You cannot tell foreigners from locals by what they actually are, in many cases. The giveaway is those things with which they surround themselves—clothing, cameras. This is consistently true, of course, only at the most superficial degree: observation from a distance. Their identity is constructed from things which are not them. The French generally wear loose and soft looking fabric, and Germans have a penchant for earth-toned cargo pants or shorts, paired with sandals. Sandals and socks, likely. Americans wear baseball hats and hiking pants, the sand-colored transforming kind that zip-off to create shorts, and hiking boots. Decrease the physical distance between cultures, and the distinctions become more subtle, but this remains: identity is constructed directly around the person, not from what he actually is.

And it is, naturally, the same with the locals. They are not foreigners in this place, simply through the accident that they were born here.

This is why you must never merely pass through an area unless your intent is to distinguish nothing and learn nothing.



The open-air market in Piazza del Popolo is an exemplification of a foreign thing being part of Orvieto, so much a part of it that if it disappeared, something of the city’s nature would be lost. And another paradox: all that is here in this market exudes impermanence, and I know that by evening there will be no trace that such a thing ever happened. Necessities and treasures, food and utensils and clothing purchased will have dispersed throughout the town, placed in cupboards or on windowsills.

If one expands his view to look over the centuries, the amount of time that the market exists in Orvieto—a few hours twice a week—is so brief that it may as well not exist. But I see the old woman trundling her rolling grocery bag along. The bag makes a rumbling of plastic wheels on stones and cracks between them, a sound that crescendoes and decrescendoes in a rhythm that matches the rise and fall of limping legs. They have been walking to this piazza for this market for close to a century, I am sure. Will you tell her the market does not exist? She spends her week benefiting from it—it nourishes her and her family, gives them life and sometimes excitement, sustains them through their lives. Man cannot live on bread alone, but she spends much of her time selecting bread, regardless. Other time is devoted to thinking of this market, planning for it—the market is not only in her physical world (a world growing less real), but, crucially, it is a central location in the world of her mind. This is the same for many, if not most, Orvietani. So for centuries, likely millennia, the market has been a permanent fixture in Orvieto, beginning when it was Velzna. This temporary collection of physical objects and foreigners is perhaps the last thing you would assign to the realm of metaphysics or whatever you want to call it, but what the market is most is an idea. The idea is important.

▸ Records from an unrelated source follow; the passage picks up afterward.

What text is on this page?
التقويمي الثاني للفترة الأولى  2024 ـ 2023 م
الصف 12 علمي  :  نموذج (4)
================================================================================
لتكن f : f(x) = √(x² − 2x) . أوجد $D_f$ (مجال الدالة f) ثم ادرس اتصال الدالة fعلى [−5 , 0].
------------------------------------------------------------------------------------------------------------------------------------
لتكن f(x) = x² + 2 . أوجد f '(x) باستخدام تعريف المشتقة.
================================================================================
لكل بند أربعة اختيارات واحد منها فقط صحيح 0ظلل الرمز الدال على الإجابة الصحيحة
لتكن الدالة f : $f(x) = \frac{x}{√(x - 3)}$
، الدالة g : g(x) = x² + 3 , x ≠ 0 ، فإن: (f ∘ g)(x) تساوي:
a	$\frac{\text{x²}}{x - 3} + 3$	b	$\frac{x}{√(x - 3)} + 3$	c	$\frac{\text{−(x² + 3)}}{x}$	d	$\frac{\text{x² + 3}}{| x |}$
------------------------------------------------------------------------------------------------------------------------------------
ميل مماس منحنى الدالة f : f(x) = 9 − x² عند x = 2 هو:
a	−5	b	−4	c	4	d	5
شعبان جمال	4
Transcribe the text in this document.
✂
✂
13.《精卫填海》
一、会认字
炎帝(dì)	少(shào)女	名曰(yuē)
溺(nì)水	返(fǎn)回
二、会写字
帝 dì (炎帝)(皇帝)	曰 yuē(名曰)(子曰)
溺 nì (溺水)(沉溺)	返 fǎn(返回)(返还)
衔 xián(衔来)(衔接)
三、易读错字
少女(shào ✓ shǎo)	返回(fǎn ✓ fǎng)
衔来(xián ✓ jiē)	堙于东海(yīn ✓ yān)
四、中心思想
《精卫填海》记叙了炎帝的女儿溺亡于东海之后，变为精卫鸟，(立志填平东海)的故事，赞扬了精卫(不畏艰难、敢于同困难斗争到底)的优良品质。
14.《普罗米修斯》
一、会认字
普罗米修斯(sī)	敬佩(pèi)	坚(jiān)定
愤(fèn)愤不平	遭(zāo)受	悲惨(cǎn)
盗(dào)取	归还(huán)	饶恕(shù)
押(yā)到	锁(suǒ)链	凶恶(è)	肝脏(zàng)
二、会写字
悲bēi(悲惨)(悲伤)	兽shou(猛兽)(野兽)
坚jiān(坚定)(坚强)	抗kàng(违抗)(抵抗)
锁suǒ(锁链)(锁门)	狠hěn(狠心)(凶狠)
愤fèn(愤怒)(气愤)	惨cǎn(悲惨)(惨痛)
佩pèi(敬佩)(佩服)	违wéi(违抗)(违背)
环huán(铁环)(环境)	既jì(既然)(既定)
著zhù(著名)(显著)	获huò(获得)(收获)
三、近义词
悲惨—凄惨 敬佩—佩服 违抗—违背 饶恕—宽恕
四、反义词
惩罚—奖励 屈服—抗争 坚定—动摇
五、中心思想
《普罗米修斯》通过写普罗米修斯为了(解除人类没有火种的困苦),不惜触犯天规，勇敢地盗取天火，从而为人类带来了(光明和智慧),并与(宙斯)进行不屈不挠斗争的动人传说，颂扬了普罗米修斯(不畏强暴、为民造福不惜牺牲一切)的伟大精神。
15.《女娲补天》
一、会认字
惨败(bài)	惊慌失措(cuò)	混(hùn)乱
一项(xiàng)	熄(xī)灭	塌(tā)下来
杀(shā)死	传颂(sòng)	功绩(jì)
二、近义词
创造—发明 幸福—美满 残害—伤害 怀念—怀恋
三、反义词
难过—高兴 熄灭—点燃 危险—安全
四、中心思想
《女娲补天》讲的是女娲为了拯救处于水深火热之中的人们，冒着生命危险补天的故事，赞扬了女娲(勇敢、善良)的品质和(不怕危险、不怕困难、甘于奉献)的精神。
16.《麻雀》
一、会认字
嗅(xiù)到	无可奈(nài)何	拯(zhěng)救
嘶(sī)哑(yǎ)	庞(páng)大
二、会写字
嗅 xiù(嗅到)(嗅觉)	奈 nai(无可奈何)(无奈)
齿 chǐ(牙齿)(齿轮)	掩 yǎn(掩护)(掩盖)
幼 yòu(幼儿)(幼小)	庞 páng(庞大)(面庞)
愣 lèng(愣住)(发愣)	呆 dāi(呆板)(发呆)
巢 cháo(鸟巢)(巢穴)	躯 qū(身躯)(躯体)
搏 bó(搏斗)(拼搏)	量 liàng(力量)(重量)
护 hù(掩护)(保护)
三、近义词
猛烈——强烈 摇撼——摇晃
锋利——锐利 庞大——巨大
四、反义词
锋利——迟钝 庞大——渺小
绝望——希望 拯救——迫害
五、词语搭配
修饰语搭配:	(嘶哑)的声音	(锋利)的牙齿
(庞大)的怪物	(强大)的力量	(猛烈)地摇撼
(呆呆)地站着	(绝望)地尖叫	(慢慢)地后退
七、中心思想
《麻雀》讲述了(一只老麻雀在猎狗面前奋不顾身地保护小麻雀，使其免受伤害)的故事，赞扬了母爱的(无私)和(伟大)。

I want there to be a conclusion, but other than leaving this place and recommencing in another, there is none. I will continue to imagine that time and familiarity interact, fighting each other and dancing together (depending on something inane like my mood or the weather), but it will be somewhere else. Orvieto is no developed story, consistently and smoothly moving through rising action, climax, dénouement, final page. It can be introduced; from there it must be observed in pieces, separated artificially into interludes, pauses in something that does not stop or end.

Orvieto began as the rest of the world: without form and void, unnamed. With the first unknown inhabitants it received its first lost name, followed by a series of other names in other tongues. It is foreseeable that this progression will circle back on itself until there are no longer inhabitants and Orvieto becomes again an unnamed formless void. There is no place without people.

What gives any person the right, ever, to cast off his label of “stranger”?